Some relevant data are available now, but for a small number of institutions and in formats that do not allow for easy comparison. Comprehensive data in a form standardized across institutions should be a major help, the presidents and chancellors write.

"Open data will allow students and postdoctoral fellows to understand fully the range of likely outcomes of their eventual training and career choices," they write. "It will help universities to better target their programs to actual career outcomes. . . . And it can help to hold universities and other research institutions to account for their success in training and placing graduate students.

"Each of these measures," the co-authors write, "is directed at the cardinal goal of making advanced training in the life sciences more efficient and humane."

Each coalition member, the writers say, has also agreed to help graduate students and fellows better explore alternative career paths, improve mentoring, and work to improve diversity in the life sciences workforce. They say they hope other institutions will join the original 10 in the movement for transparency in biomedical career data.
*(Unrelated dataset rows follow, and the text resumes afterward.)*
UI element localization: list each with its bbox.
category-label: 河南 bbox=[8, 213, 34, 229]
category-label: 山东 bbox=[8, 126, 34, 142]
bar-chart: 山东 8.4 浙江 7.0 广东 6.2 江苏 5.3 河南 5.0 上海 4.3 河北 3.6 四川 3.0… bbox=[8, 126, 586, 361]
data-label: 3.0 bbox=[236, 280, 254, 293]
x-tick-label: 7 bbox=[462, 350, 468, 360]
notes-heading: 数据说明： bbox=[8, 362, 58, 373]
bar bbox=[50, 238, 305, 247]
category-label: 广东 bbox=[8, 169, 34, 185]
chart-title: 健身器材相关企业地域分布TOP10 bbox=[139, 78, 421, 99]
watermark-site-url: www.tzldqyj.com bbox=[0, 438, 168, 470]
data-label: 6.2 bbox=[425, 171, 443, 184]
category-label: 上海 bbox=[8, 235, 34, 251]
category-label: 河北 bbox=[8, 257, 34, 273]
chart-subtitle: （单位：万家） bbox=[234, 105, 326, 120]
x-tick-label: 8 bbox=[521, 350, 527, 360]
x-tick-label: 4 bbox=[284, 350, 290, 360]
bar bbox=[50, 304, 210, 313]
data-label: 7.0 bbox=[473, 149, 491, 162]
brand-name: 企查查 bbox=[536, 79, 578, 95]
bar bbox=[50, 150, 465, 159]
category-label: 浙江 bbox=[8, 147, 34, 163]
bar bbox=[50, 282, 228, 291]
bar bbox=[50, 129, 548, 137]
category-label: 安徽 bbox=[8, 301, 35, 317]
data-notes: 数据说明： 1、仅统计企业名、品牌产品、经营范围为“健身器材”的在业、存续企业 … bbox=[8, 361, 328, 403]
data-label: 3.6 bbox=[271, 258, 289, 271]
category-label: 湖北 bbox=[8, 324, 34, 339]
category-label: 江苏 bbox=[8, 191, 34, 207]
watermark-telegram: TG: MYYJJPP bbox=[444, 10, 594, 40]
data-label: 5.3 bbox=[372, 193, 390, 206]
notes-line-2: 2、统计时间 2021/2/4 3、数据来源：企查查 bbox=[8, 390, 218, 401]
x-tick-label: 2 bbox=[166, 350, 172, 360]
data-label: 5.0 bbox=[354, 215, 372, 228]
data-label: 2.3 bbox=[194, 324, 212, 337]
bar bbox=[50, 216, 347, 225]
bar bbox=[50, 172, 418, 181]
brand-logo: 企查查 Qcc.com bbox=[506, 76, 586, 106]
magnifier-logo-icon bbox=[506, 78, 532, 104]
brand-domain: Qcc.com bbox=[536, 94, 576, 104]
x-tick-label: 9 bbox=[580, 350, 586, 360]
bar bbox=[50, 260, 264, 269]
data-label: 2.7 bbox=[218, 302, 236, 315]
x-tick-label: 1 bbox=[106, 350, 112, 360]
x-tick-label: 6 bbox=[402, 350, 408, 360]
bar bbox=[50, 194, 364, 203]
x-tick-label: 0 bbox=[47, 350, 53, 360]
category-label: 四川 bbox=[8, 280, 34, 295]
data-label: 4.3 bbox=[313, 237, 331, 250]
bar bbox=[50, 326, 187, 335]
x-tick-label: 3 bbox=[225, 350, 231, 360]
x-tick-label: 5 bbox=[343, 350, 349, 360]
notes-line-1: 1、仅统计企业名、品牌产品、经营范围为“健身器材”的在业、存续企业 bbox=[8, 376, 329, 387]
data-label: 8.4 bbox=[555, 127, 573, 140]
The Gordon and Betty Moore Foundation and an anonymous donor are helping to fund the coalition. Leading the group's work are two faculty members, Elizabeth Watkins, dean of the Graduate Division and vice chancellor for student academic affairs at the University of California, San Francisco, and Peter Espenshade, associate dean for graduate biomedical education at the Johns Hopkins University School of Medicine.

The presidents and chancellors say they chose to begin their transparency initiative with the life sciences because of considerable national concern over strains in the field. They add, however, that "the logic of our initiative extends to other scholarly disciplines."  The coalition's work could extend in the future to graduate education and training in the natural and physical sciences, engineering, the social sciences, and the humanities.